Keine unmittelbare Patentverletzung bei freier Programmierbarkeit einer Anwendersoftware ohne zusätzliche Anleitung oder bewusstes Ausnutzen des Herstellers

Das OLG Düsseldorf hatte kürzlich einen Fall zu entscheiden (OLG Düsseldorf, Urteil vom 16.4.2020 – I-2 U 15/19), in dem es um die Verletzung eines Patents bezüglich eines Repeaters zur Übertragung von Kommunikationssignalen unterschiedlicher Frequenzbänder ging. Unter anderem ist in Anspruch 2 des von der Klägerin eingetragenen Europäischen Patents eine Steuereinheit vorgesehen, die dazu ausgebildet ist, den Sender abhängig von dem Schaltsignal zwischen einem passiven und einem aktiven Betriebszustand umzuschalten.

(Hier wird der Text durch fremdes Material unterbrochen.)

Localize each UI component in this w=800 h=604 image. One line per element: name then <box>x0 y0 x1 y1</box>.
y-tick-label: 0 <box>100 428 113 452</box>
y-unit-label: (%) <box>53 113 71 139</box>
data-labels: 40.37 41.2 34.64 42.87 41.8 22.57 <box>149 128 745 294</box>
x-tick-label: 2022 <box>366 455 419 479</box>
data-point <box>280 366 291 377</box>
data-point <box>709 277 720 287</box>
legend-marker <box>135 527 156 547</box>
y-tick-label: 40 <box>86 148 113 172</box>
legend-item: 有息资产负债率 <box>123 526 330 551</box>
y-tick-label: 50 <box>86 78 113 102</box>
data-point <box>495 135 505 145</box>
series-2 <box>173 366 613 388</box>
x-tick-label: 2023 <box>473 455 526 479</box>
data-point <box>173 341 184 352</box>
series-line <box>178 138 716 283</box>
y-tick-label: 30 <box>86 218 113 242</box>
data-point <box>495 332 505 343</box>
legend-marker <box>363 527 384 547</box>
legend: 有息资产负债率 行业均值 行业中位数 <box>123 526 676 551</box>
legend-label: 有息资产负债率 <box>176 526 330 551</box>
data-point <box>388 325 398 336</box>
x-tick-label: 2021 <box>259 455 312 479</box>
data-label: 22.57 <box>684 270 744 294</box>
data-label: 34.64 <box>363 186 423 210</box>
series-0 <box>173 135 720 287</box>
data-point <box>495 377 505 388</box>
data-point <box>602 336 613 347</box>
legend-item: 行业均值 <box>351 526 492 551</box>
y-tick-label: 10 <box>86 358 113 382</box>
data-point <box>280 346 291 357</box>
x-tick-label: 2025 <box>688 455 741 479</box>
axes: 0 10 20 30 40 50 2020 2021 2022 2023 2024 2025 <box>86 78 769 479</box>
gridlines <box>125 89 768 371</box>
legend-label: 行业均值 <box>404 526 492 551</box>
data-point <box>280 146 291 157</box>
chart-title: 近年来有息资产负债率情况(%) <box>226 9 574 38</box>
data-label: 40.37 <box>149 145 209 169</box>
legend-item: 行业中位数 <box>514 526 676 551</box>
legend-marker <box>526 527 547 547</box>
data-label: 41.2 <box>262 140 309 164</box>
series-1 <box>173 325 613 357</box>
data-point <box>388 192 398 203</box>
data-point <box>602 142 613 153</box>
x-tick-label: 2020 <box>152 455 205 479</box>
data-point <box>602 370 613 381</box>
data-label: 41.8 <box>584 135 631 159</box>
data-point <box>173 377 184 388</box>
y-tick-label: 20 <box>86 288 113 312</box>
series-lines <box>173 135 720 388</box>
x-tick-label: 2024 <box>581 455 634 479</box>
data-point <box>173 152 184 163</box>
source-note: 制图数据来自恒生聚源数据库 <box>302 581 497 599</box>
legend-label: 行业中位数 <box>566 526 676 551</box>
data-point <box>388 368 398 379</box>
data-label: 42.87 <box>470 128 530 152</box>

Das von der Klägerin angegriffene Produkt der Beklagten stellte ebenfalls einen Repeater dar, der sich aber standardmäßig nur synchron schalten ließ. Lediglich durch eine Umprogrammierung der Anwendungssoftware wäre es wenn überhaupt möglich gewesen, den Repeater der Beklagten erfindungsgemäß so zu programmieren, dass die Steuereinheit dazu ausgebildet ist, den Sender abhängig von dem jeweiligen Schaltsignal für jedes Frequenzband separat zwischen dem passiven und dem aktiven Betriebszustand umzuschalten.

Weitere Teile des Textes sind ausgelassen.